(Most of these are taken from Ian Hacking’s *Introduction to Probability and Inductive Logic*.)

- About as many boys as girls are born in hospitals. Many babies are born every week at City General. In Cornwall, a country town, there is a small hospital where only a few babies are born every week.
Define a normal week as one where between 45% and 55% of babies are female. An unusual week is one where more than 55% or less than 45% are girls.

Which of the following is true:

(a) Unusual weeks occur equally often at City General and at Cornwall.

(b) Unusual weeks are more common at City General than at Cornwall.

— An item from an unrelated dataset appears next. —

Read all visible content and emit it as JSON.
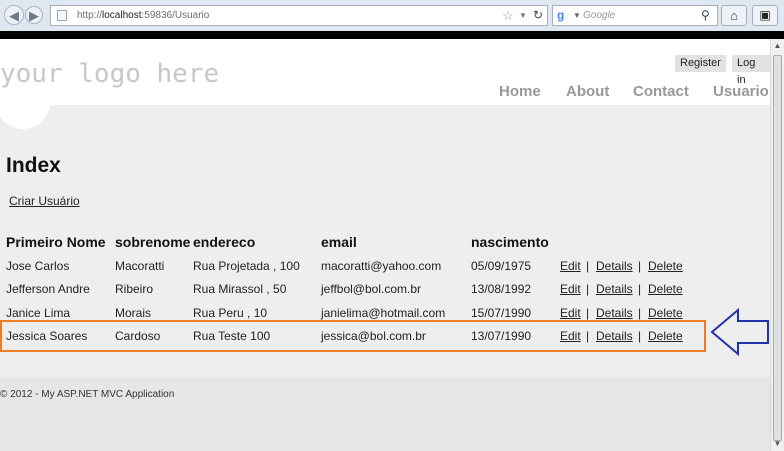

(c) Unusual weeks are more common at Cornwall than at City General. - Pia is 31 years old, single, outspoken, and smart. She was a philosophy major. When a student, she was an ardent supporter of Native American rights, and she picketed a department store that had no facilities for nursing mothers.
Which of the following statements are most probable? Which are least probable?

(a) Pia is an active feminist.

(b) Pia is a bank teller.

(c) Pia works in a small bookstore.

(d) Pia is a bank teller and an active feminist.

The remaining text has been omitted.